83. [*** Ce paragraphe a été révisé pour retirer l’information préjudiciable ou privilégiée. ***] En 2018, le gouvernement a reconnu que des mesures additionnelles devaient être prises afin de renforcer l’électorat et l’infrastructure électorale du Canada, et d’atténuer plus intégralement les menaces de cyberactivités et d’autres activités Note de bas de page 236 . En janvier 2019, le gouvernement a annoncé le Plan pour protéger la démocratie canadienne, qui visait à agir sur les principales vulnérabilités relevées alors par le gouvernement, notamment comme suit :

  • officialiser les réponses du gouvernement à l’ingérence étrangère dans une campagne électorale et la façon d’en informer les Canadiens;
  • augmenter les programmes de littératie numérique pour mieux informer les Canadiens et les immuniser contre les campagnes de désinformation;
  • étendre les efforts de sensibilisation aux partis politiques et aux communautés d’expatriés afin de les aider à se protéger contre l’ingérence étrangère d’origine humaine et les cyberopérations;
  • mieux comprendre la propagation de la désinformation sur les plateformes numériques et cerner les principaux auteurs étrangers Note de bas de page 237 .

84. Le Plan a mis en place ou officialisé plusieurs mécanismes et initiatives, tout particulièrement :

  • le Protocole public en cas d’incident électoral majeur, y compris le Groupe d’experts et le Groupe de travail sur les menaces en matière de sécurité et de renseignements visant les élections (MSRE);
  • l’Initiative de citoyenneté numérique de Patrimoine canadien;
  • l’engagement accru des organisations du renseignement auprès du public au sujet de la menace d’ingérence électorale;
  • la directive à la Gendarmerie royale du Canada (GRC) de former une équipe spéciale d’enquête sur les activités d’ingérence étrangère;
  • la création de l’Unité de protection de la démocratie au Bureau du Conseil privé (BCP);
  • une directive voulant que le Service canadien du renseignement de sécurité (SCRS), le Centre de la sécurité des télécommunications (CST) et la GRC offrent une séance d’information classifiée sur la menace aux chefs des principaux partis politiques Note de bas de page 238 .

Le Comité présentera ci-après chacune de ces initiatives puis leur mise en œuvre.

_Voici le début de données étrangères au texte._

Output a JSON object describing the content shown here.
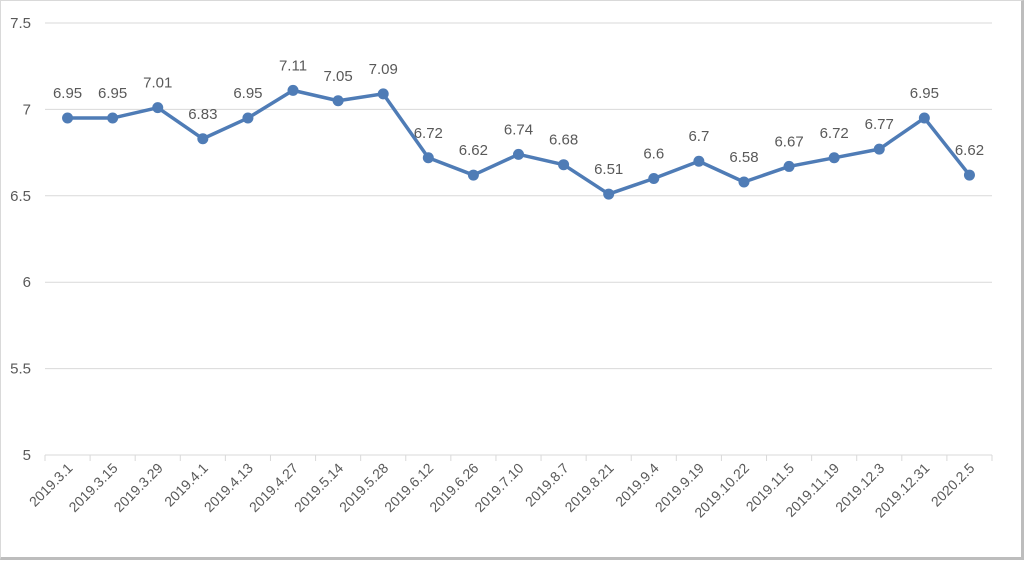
{
  "chart_data": {
    "type": "line",
    "title": "",
    "xlabel": "",
    "ylabel": "",
    "ylim": [
      5,
      7.5
    ],
    "yticks": [
      5,
      5.5,
      6,
      6.5,
      7,
      7.5
    ],
    "grid": true,
    "legend": "none",
    "color": "#4f7cb6",
    "categories": [
      "2019.3.1",
      "2019.3.15",
      "2019.3.29",
      "2019.4.1",
      "2019.4.13",
      "2019.4.27",
      "2019.5.14",
      "2019.5.28",
      "2019.6.12",
      "2019.6.26",
      "2019.7.10",
      "2019.8.7",
      "2019.8.21",
      "2019.9.4",
      "2019.9.19",
      "2019.10.22",
      "2019.11.5",
      "2019.11.19",
      "2019.12.3",
      "2019.12.31",
      "2020.2.5"
    ],
    "values": [
      6.95,
      6.95,
      7.01,
      6.83,
      6.95,
      7.11,
      7.05,
      7.09,
      6.72,
      6.62,
      6.74,
      6.68,
      6.51,
      6.6,
      6.7,
      6.58,
      6.67,
      6.72,
      6.77,
      6.95,
      6.62
    ]
  }
}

85. Protocole public en cas d’incident électoral majeur (le Protocole) : Annoncé par le gouvernement le 30 janvier 2019, le Protocole a établi la façon dont le gouvernement informerait publiquement les Canadiens, pendant une période d’élection, d’incidents pouvant menacer la capacité du Canada de tenir des élections libres et justes. En 2021, le gouvernement a mis à jour le Protocole après la 43e élection générale, afin que la période d’application du Protocole soit conforme à la convention de transition Note de bas de page 239 , c’est-à-dire la période entre la dissolution du Parlement ou le moment où le gouvernement perd en raison d’un vote de censure et l’assermentation d’un nouveau gouvernement ou quand les résultats d’une élection reportent un gouvernement sortant au pouvoir Note de bas de page 240 . La mise en œuvre du Protocole est soutenue par deux organes clés : le Groupe d’experts et le Groupe de travail sur les MSRE.

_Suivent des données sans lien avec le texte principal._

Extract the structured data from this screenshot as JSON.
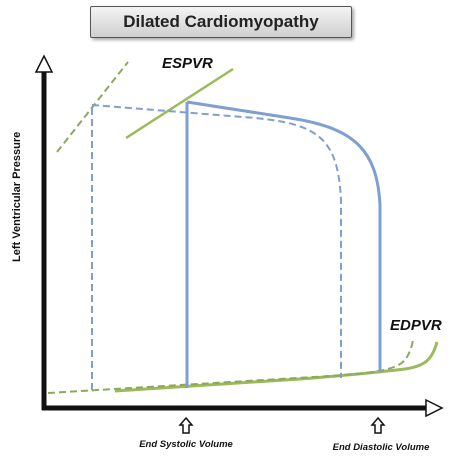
{
  "title": "Dilated Cardiomyopathy",
  "y_axis_label": "Left Ventricular Pressure",
  "espvr_label": "ESPVR",
  "edpvr_label": "EDPVR",
  "end_systolic_label": "End Systolic Volume",
  "end_diastolic_label": "End Diastolic Volume",
  "colors": {
    "loop_blue": "#7f9fcf",
    "relation_green": "#9bba59",
    "dashed_green": "#8ca85a",
    "axis": "#111111"
  },
  "icons": {
    "marker": "up-arrow-outline"
  }
}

86. Groupe d’experts : Le Groupe d’experts qui administre le Protocole est composé de cinq administrateurs généraux : le greffier du Conseil privé, le conseiller à la sécurité nationale et au renseignement, ainsi que les sous-ministres de la Justice, des Affaires étrangères et de la Sécurité publique Note de bas de page 241 . Le Groupe d’experts est appuyé et tenu informé par le Groupe de travail sur les MSRE.

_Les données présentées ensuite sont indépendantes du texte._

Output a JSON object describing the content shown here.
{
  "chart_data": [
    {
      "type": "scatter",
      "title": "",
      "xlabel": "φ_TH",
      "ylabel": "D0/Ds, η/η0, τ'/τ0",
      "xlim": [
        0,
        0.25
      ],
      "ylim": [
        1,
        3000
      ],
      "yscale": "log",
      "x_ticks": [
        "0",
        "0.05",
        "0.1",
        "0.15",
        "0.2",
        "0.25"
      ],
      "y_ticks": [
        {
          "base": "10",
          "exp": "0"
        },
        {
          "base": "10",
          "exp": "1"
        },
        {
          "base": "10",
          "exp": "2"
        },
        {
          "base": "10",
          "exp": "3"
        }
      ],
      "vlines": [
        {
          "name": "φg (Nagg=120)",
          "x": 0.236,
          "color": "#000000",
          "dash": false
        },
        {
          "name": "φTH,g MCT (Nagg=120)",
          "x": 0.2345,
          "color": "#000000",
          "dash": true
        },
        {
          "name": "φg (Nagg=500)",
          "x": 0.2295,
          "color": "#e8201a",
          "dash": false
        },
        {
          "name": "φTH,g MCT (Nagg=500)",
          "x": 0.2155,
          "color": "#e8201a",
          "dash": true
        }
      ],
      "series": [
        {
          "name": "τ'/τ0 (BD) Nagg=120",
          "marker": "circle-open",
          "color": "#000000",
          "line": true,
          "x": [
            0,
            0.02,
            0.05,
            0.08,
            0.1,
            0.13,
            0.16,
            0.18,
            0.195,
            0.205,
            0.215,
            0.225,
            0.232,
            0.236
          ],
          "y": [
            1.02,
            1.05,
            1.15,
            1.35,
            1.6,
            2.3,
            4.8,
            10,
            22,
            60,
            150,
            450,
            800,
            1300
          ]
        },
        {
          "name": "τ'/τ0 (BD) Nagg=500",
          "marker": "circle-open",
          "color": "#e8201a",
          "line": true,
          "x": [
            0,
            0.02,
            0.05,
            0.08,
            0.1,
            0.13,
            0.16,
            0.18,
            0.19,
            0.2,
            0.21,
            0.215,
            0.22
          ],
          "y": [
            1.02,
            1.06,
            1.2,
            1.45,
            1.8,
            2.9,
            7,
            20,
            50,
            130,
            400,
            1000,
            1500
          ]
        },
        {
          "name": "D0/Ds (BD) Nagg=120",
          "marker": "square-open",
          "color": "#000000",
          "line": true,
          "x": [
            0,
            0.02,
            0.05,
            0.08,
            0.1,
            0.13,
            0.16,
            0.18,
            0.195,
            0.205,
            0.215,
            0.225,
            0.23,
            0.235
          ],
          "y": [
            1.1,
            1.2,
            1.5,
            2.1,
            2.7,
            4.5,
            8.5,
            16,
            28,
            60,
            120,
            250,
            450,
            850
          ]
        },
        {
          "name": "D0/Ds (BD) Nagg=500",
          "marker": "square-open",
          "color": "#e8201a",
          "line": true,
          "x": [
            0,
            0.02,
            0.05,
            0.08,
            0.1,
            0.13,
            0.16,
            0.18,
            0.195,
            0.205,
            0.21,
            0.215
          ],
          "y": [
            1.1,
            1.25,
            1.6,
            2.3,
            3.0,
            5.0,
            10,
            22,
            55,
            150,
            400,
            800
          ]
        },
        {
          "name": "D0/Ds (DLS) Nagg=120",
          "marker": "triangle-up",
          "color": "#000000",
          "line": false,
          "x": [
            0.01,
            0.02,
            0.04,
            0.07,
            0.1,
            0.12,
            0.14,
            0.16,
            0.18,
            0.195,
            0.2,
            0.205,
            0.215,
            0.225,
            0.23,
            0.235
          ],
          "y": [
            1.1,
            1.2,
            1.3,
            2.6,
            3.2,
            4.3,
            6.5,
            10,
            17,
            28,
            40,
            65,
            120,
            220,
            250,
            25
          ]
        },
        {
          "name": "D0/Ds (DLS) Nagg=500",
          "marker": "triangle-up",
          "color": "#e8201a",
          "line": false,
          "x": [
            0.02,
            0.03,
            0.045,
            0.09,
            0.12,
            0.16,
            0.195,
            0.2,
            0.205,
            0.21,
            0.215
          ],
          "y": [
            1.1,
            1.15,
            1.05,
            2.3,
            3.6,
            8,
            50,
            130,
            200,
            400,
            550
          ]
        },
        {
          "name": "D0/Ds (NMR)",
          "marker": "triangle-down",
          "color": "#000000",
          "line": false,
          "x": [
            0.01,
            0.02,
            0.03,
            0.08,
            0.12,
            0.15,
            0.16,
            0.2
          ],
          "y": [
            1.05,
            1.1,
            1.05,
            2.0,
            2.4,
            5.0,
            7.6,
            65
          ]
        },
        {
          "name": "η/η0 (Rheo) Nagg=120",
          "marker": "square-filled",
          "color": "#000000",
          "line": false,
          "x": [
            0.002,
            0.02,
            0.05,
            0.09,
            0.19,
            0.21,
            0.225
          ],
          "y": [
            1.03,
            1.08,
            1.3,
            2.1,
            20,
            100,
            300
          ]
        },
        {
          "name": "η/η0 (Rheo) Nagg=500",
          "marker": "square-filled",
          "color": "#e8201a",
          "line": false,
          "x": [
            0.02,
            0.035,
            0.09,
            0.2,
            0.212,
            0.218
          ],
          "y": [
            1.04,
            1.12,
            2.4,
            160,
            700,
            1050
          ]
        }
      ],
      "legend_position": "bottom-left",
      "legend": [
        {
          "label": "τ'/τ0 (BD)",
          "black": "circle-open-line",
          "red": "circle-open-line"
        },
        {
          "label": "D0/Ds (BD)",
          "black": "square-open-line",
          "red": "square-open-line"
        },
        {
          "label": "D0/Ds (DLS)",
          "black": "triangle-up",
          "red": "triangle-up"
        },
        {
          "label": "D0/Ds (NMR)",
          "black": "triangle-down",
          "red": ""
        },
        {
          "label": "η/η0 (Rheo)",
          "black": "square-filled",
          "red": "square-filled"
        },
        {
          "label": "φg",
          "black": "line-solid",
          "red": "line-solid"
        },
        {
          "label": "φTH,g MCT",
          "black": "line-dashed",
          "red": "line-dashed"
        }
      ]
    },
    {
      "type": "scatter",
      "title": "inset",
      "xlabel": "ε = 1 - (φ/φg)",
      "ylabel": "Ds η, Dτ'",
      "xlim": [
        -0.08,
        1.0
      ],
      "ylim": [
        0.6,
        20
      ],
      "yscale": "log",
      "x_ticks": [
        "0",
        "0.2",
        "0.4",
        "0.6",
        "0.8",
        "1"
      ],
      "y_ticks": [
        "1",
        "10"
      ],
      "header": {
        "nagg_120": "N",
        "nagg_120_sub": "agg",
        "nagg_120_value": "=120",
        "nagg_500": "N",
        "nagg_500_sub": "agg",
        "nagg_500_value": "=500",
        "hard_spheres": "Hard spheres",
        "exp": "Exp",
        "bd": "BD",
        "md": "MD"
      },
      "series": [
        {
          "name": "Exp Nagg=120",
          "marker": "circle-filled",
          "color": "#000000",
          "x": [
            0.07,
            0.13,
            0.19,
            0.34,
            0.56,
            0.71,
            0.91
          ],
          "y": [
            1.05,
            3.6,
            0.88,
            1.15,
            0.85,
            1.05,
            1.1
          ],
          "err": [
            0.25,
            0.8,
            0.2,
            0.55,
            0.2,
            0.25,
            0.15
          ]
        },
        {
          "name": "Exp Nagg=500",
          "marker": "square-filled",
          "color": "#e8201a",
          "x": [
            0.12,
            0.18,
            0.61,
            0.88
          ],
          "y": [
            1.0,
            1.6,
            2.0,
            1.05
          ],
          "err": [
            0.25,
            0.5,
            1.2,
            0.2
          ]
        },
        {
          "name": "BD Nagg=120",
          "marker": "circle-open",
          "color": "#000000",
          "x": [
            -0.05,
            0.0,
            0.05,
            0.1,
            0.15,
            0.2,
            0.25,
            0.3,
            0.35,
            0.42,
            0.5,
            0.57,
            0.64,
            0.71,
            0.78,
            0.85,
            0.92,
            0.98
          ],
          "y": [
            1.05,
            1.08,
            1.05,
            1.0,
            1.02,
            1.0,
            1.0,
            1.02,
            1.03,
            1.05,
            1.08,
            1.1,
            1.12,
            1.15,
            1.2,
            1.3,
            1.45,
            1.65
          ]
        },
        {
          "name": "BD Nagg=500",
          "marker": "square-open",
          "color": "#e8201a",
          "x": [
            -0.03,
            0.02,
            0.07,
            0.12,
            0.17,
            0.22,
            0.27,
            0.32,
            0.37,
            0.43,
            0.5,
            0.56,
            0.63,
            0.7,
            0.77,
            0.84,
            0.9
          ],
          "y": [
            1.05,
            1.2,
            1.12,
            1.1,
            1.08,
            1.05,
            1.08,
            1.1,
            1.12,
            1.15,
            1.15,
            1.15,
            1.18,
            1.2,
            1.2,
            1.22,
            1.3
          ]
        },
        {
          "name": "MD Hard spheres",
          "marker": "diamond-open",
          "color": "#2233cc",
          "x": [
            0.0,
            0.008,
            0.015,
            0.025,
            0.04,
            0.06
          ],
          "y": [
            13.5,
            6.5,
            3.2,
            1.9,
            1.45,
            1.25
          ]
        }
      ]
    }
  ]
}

87. Groupe de travail sur les MSRE : Composé du SCRS, d’Affaires mondiales Canada (AMC), de la GRC et du CST, le Groupe de travail sur les MSRE est un groupe de travail opérationnel qui [traduction] « vise à accroître la sensibilisation, la collecte, la coordination et les interventions entourant la lutte contre l’ingérence étrangère dans les élections fédérales du Canada Note de bas de page 242 . » Le groupe de travail concentre ses efforts sur les activités secrètes, clandestines ou criminelles qui entravent ou influencent les processus électoraux du Canada Note de bas de page 243 . Il a aussi offert des séances d’information à des représentants disposant de l’habilitation de sécurité Secret de chaque parti politique représenté à la Chambre des communes pendant la période électorale (voir ci-après) Note de bas de page 244 . Pendant la période visée par l’examen, le Groupe de travail sur les MSRE a exercé ses activités tout au long des différentes étapes du processus électoral. Au cours des périodes préélectorales, le Groupe de travail sur les MSRE s’est réuni fréquemment, notamment avec Élections Canada (EC) et le Bureau du commissaire aux élections fédérales (BCEF), et a donné des séances d’information au Groupe d’experts, à EC et au BCEF ainsi qu’aux représentants disposant de l’habilitation de sécurité Secret de partis politiques fédéraux Note de bas de page 245 . Durant la période électorale, y compris le jour de l’élection, le Groupe de travail sur les MSRE s’est réuni tous les jours et a rédigé un rapport de situation quotidien pour le Groupe d’experts; il était en disponibilité en tout temps et a donné des séances d’information sur la menace à des représentants de partis politiques (voir le paragraphe 96 ci-dessous). Après le jour du scrutin, le Groupe de travail est resté en disponibilité durant une semaine, puis a rédigé un compte-rendu après action Note de bas de page 246 . Depuis les élections de 2019, le Groupe de travail est resté un groupe de travail permanent Note de bas de page 247 .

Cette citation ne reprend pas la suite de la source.